Nejib Tougourti écrit - Aujourd’hui, l’islam revient en force en Turquie. Les islamistes sont au pouvoir. La Tunisie connaîtra-t-elle, bientôt, le même sort?


Entre la Turquie et la Tunisie modernes, une similitude importante qui porte deux noms: Atatürk et Bourguiba, deux grandes figures du courant moderniste, qui ont imposé à leurs pays, pendant des décennies, des réformes profondes de la vie sociale, culturelle et de l’enseignement, destinées à les engager, d’une façon irréversible, dans la voie du développement économique et politique.
Tous les deux voyaient dans la tradition arabo-musulmane et l’enseignement coranique un frein sérieux à l’acquisition des connaissances, à l’émancipation de la femme, son éducation et sa participation à la vie active, conditions sine qua none pour sortir les populations des deux pays de l’état de sous-développement, de pauvreté et d’ignorance dans lequel elles se trouvaient.
Les deux chefs ont réussi, grâce à leur charisme, à réaliser, en grande partie, leurs objectifs.

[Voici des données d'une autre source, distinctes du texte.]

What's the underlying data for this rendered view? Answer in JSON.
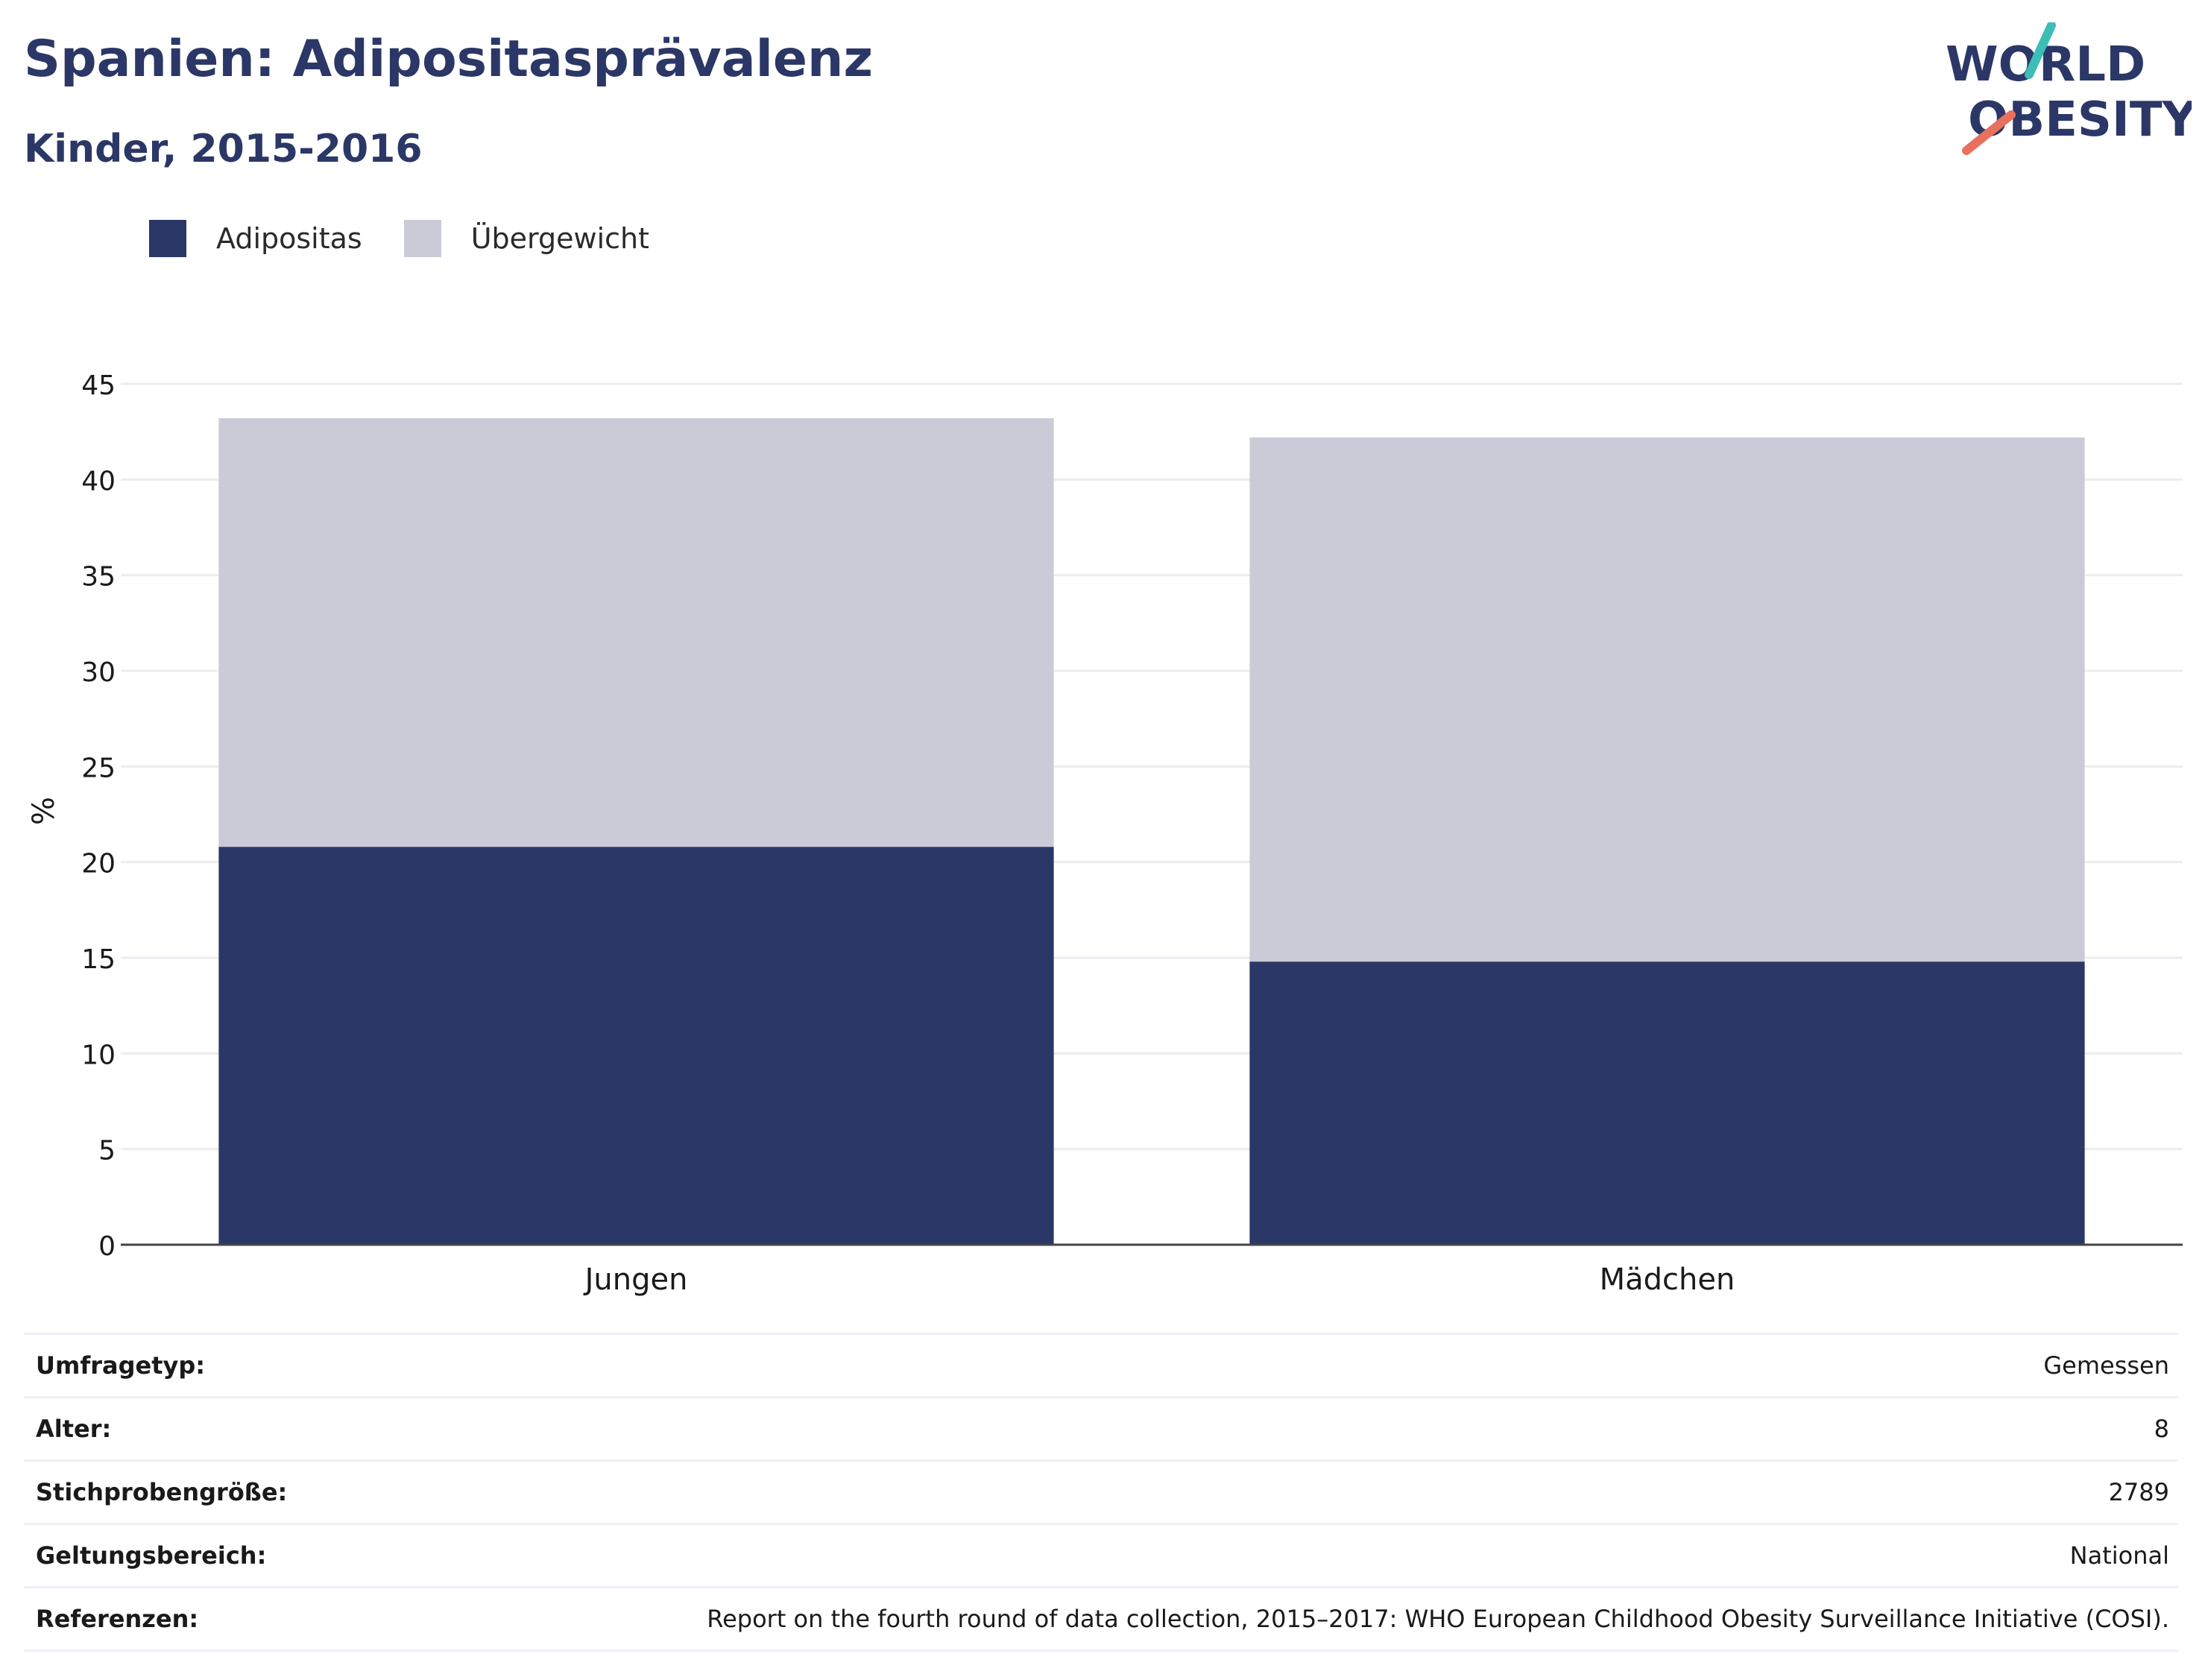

Leurs pays sont cités comme de bons exemples de disciples de l’Occident qui, en suivant ses valeurs et ses principes, ont réussi à assurer le bien-être et l’épanouissement à leurs citoyens.
Aujourd’hui, l’islam revient en force en Turquie. Les islamistes sont au pouvoir. La Tunisie connaîtra-t-elle, bientôt, le même sort?

La Turquie: une puissance émergeante
Les deux pays, en réalité, vivent, en ce moment, des situations bien différentes. La Turquie connaît un essor économique réel et une période de relative stabilité politique: finies les interventions musclées des militaires dans la vie publique, sous le prétexte de défendre l’héritage d’Atatürk; finis les attentats sanglants de la gauche extrémiste. Même la rébellion kurde semble s’essouffler, depuis l’arrestation du chef du Pkk, en 1999, Abdullah Öcalan.
La Tunisie, par contre, traverse, péniblement, une transition délicate, après une longue période, catastrophique, d’une terrible dictature. Il y a d’autres différences, certes, et de taille, entre la Tunisie et la Turquie. Cette dernière est membre, à part entière, de l’Otan. Elle a longtemps été une pièce maîtresse dans le système d’endiguement de la menace communiste, mis en place par le camp capitaliste, pour l’isolement et la surveillance de son grand et puissant voisin, l’ex-Union Soviétique. Elle s’est dotée d’un régime politique qui semble bien fonctionner et possède des institutions et des traditions démocratiques de plus en plus respectées.
Depuis la montée au pouvoir des islamistes, la Turquie a attiré l’attention du monde entier, et, en particulier, arabe et musulman, par des prises de positions courageuses qui ont traduit la volonté de ses dirigeants de se doter d’une politique étrangère relativement indépendante et de se pourvoir d’une marge, plus importante, de manœuvre et d’action, au Moyen-Orient et dans le monde, conforme à son nouveau statut d’une puissance émergeante.
Les frustrations des responsables turcs, causées par le refus des Européens d’accepter leur pays dans leur Union, l’atermoiement et les multiples conditions humiliantes que ces derniers ont posées pour accepter leur demande, ont, sans doute, aussi, incité les responsables turcs islamistes, à se tourner vers leurs voisins arabes et musulmans, et à procéder à un ajustement de leurs relations avec les Israéliens, en apportant un soutien franc au lever du blocus imposé à l’enclave de Gaza et en entretenant, ouvertement, de bonnes relations avec Hamas, une organisation, classée, pourtant, terroriste par les Occidentaux.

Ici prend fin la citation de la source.